Sambil menghela nafas panjang, Ibu menyuap satu suapan nasi. Kemudian melanjutkan perkataan Ibu tadi.

“ Bila mana keluarga kita harmonis, selalu bersyukur, selalu merasa cukup bahkan tidak pernah terjadi masalah, hingga kita bahagia tinggal dirumah yang sederhana itu. Apakah itu bukan suatu kesuksesan? Jelas itu adalah suatu kesuksesan juga, Nak. Sukses dalam membangun keluarga, mendidik anak-anak”.

Aku tidak melanjutkan makan, aku fokus pada setiap bait yang keluar dari mulut Ibu.
“ Mungkin Ibu pernah sekali-kali berpikir, sukses itu hanya tentang harta saja. Namun itu merupakan kesalahan besar, Nak. Yang paling penting adalah, bagaimana kita sukses menjadi seorang Hamba dari Tuhan kita”.

Aku sedikit kurang paham apa yang dikatakan ibu.
“ Misalnya seperti apa, Bu?”. Tanya ku pada Ibu
“ Apa yang Tuhan perintahkan kita jalankan, dan apa yang menjadi larangan kita tinggalkan. Berbuat baik kepada orang bukan semata untuk mencari pujian. Tapi menunaikan kewajiban sebagai  Makhluk sosial kesesama manusia, sebagai Makhluk Tuhan yang Maha Esa, Nak”.

Aku mulai mengerti, ku lihat Bapak pun sama, focus kepada Ibu.

“ Mungkin di dunia ini banyak sekali orang yang sukses, memiliki harta yang banyak, dan sangat terkenal. Namun kita tidak tau, apakah mereka dapat mensejahterakan hati mereka, apakah mereka bahagia dengan semua pencapaian yang ada digenggaman mereka, Nak. Kalau pun mereka memiliki harta yang banyak, namun tidak bahagia, sama saja bukan? Banyak dari kalangan orang terkenal yang sampai-sampai menggunakan narkoba untuk menenangkan hati dan pikiran mereka. Padahal seperti yang kita ketahui, mereka adalah orang-orang dari kalangan pengusaha hebat”.

Ibu diam, dan melanjutkan suap demi suap nasi yang telah tertuang dalam piring. Aku pun menghabiskan makan ku yang tinggal satu suap lagi.

“Nak, ingatlah.

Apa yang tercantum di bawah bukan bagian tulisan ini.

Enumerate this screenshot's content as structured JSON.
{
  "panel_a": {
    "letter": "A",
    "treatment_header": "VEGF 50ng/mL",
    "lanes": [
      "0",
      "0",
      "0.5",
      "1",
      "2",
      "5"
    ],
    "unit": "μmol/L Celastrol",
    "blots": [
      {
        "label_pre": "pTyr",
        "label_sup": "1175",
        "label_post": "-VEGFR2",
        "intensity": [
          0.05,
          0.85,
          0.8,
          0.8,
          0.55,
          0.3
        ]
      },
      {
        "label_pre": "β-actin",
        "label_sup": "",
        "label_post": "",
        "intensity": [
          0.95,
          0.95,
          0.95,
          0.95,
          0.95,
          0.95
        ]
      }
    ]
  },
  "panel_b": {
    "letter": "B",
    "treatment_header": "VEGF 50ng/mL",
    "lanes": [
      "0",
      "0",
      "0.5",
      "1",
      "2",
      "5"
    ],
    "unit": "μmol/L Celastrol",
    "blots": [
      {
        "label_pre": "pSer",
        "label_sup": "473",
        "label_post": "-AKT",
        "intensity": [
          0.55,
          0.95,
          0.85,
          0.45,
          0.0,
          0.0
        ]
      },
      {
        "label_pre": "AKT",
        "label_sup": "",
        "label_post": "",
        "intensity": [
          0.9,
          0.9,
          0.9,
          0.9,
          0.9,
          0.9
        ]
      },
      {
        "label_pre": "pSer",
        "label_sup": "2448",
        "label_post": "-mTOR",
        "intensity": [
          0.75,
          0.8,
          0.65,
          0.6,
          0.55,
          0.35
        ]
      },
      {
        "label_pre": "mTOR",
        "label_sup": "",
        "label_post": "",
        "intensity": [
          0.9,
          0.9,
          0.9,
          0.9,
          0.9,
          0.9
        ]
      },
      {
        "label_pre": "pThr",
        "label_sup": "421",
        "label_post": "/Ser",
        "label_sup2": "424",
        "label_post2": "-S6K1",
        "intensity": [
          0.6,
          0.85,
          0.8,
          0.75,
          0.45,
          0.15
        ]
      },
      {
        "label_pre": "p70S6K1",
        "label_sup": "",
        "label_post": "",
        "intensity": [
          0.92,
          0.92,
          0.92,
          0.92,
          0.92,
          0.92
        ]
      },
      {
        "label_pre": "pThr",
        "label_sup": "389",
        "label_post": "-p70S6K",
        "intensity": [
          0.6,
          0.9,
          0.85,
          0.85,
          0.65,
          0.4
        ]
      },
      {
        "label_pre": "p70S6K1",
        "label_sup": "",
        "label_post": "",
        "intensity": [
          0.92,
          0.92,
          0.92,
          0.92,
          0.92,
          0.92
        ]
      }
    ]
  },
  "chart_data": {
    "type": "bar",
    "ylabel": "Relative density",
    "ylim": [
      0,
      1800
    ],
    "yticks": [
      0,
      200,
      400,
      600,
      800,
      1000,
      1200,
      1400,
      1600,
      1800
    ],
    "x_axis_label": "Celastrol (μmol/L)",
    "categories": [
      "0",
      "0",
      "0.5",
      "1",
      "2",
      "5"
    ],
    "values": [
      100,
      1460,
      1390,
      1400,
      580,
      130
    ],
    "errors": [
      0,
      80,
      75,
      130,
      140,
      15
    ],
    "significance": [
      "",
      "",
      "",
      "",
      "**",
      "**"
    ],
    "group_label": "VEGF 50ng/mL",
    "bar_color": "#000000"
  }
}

Di dunia ini, ukuran sukses setiap manusia itu berbeda-beda pula, tergantung dari tujuan dan girah hidup mereka. Jika mereka memiliki tujuan menjadi orang terkenal dan banyak harta, maka disitu lah letak ukuran kesuksesan yang mereka capai dan mereka dapatkan. Dan satu hal yang perlu kita pegang, jangan pernah mengikuti girah kehidupan orang lain, Nak. Kita punya tujuan dan girah hidup sendiri, jangan hanya menjadi orang yang sukses, tapi jadilah orang sukses yang bernilai, Nak. Jadilah orang yang dapat berbahagia didunia, dan tentunya kebahagiaan itu pula yang akan membawa kita sampai bahagia diakhirat nanti”.

Perkataan Ibu membuatku sangat paham. Pertanyaan yang berputar dikepala ku telah terjawab oleh Ibu. Kalaulah sukses dapat diukur, hanya pelakunya yang dapat mengukurnya. Bapak dan Ibu tersenyum lebar kepadaku. Sambil berkata.

“ Ayoo kita selesaikan ladang kita”.
“ Iya Ibu”. Dengan senyuman kepada Ibu, aku sangat bahagia. Tidak ada lagi yang dapat membuatku susah tidur dan tak enak makan. Aku bersyukur memiliki Bapak dan Ibu yang luar biasa.